Uwielbiam pokoje dzieci, szczególnie te z bałaganem artystycznym, kupkami zabawek przekładanymi z kąta w kąt. Krzesła, które pełnią rolę wieszaków czy szaf, skrzynie skarbów, pudła czy pufy, w których same cudowności się kryją. Ciekawią mnie szuflady pełne drobnostek, papilotów i rzeczy tak cennych, że szkoda wyrzucić. Niepozorny nieporządek, w którym dziecko zawsze znajduje wszystko co potrzebuje, taki świat magiczny, na który składają się kamienie, kasztany i sreberka po czekoladzie. Muszla z pierwszych wakacji nad morzem, urodzinowy zając od babci, pamiętnik zamykany na klucz. Wszystko tak cenne, tak kochane, bo od mamy i wszystko tak bliskie, tak swoje, że konieczne do życia.

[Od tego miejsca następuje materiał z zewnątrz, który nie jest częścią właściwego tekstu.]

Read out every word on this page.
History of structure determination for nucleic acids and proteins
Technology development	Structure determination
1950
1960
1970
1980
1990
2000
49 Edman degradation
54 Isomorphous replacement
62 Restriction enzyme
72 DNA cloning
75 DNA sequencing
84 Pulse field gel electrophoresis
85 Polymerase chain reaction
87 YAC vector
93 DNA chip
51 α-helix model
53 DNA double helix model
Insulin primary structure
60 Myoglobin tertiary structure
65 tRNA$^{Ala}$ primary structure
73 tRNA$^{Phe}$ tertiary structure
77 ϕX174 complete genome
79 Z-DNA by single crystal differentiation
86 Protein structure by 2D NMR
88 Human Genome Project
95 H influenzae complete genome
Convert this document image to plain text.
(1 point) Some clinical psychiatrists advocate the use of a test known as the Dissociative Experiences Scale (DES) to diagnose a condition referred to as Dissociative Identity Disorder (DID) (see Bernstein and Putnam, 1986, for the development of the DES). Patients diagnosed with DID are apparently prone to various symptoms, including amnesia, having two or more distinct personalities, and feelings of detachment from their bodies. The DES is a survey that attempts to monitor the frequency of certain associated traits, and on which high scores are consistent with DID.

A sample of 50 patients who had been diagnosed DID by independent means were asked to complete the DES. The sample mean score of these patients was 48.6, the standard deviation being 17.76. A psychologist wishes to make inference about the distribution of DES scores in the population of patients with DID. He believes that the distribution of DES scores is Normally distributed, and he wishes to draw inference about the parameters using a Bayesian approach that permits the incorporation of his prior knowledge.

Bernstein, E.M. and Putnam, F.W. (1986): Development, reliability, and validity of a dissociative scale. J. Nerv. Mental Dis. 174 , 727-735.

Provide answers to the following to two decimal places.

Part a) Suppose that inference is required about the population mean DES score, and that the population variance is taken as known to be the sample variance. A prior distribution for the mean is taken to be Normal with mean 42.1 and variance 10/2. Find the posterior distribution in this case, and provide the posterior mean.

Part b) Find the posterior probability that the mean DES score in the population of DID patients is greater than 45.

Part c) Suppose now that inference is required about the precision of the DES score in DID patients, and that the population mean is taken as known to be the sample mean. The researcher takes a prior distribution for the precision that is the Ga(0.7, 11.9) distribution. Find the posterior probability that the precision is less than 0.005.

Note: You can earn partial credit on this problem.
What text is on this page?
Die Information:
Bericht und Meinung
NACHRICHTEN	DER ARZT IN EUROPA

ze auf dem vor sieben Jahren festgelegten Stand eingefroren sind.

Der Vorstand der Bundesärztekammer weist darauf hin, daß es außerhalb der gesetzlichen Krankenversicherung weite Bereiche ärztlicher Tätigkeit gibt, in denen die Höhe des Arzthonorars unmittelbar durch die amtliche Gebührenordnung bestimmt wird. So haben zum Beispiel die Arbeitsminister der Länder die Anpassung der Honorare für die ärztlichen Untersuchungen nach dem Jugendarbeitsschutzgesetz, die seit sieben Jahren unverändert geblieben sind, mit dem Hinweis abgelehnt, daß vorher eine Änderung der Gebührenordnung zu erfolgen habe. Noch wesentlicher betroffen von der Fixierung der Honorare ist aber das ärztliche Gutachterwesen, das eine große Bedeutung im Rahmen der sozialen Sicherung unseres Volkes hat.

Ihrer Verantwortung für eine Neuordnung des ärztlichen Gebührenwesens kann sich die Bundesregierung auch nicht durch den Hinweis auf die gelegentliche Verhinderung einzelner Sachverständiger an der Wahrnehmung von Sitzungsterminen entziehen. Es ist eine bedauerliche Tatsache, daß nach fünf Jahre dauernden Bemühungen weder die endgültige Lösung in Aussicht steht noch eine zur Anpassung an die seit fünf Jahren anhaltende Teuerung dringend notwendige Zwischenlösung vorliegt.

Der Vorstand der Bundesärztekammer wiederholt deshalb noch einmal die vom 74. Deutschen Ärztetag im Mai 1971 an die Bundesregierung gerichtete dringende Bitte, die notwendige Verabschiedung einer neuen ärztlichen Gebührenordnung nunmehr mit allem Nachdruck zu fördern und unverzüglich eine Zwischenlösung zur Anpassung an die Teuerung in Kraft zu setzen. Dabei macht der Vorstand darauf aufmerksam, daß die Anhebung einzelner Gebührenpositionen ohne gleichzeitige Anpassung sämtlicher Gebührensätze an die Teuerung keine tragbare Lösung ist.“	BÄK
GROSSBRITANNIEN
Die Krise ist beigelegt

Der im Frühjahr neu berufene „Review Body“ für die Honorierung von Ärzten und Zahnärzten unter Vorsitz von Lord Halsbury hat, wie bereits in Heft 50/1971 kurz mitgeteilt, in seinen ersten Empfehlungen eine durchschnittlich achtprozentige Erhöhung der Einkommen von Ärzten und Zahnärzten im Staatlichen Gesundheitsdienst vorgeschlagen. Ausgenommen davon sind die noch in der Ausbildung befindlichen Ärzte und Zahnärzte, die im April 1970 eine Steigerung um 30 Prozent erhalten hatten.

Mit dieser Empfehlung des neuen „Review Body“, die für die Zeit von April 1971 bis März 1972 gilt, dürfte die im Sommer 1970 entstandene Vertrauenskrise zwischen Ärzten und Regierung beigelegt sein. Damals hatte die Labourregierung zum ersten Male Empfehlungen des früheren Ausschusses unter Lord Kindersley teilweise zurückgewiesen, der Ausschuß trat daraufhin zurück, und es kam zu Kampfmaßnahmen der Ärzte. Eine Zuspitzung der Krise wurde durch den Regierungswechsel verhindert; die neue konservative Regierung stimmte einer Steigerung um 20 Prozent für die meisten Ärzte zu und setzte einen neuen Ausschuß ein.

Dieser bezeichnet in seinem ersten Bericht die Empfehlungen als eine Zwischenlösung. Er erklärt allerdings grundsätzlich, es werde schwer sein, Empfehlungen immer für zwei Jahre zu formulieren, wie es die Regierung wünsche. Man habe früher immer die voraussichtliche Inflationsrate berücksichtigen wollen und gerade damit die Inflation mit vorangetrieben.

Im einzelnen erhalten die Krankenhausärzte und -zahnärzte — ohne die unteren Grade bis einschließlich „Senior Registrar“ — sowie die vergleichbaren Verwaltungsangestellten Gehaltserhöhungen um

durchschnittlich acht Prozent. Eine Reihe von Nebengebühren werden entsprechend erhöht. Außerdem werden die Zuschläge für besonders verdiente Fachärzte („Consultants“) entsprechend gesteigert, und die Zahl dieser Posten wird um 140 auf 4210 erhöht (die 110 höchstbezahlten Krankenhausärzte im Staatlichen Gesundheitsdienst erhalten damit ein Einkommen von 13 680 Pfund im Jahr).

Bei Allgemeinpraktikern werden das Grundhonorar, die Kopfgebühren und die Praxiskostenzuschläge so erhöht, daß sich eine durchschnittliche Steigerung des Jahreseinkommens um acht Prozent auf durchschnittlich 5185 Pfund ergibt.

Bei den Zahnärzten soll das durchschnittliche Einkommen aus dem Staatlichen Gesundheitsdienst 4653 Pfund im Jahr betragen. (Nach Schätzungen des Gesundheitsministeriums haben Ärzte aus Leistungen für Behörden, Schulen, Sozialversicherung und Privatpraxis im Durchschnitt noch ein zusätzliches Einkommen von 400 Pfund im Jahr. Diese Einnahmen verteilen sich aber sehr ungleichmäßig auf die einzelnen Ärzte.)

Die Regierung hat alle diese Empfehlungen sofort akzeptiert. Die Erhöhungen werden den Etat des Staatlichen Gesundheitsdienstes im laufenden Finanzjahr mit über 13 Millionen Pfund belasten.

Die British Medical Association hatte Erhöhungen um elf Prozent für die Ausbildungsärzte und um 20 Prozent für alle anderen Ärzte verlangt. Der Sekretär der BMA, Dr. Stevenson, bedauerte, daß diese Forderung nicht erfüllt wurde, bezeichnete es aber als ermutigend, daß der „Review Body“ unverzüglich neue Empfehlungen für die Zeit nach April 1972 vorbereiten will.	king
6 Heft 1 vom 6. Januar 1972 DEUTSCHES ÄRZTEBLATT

Uwielbiam pokoje z duszą dziecka, nie te wystylizowane przez projektantów, z najmodniejszymi meblami, tapetami i zasłonami pod kolor pasujący do tęczówki oka, nie te z katalogu na topie, odmierzone od linii, wyważone do grosza, kupione na kredyt. Lubię pokoje, gdzie pachnie gumą balonową przyklejoną do stołu, gdzie zamiast metra, wzrost odmierza futryna drzwi, gdzie pod łóżkiem nie tylko potwory, ale i sanki czekające na śnieg. Takie, które skrywają pod poduchą najskrytsze sekrety dziecięcego świata a spod dywanu wychodzą delikatne smugi dziecięcych marzeń.
Pokoje, gdzie więcej serca niż szpanu, gdzie wygoda ważniejsza niż design, gdzie więcej dziecka niż dorosłego.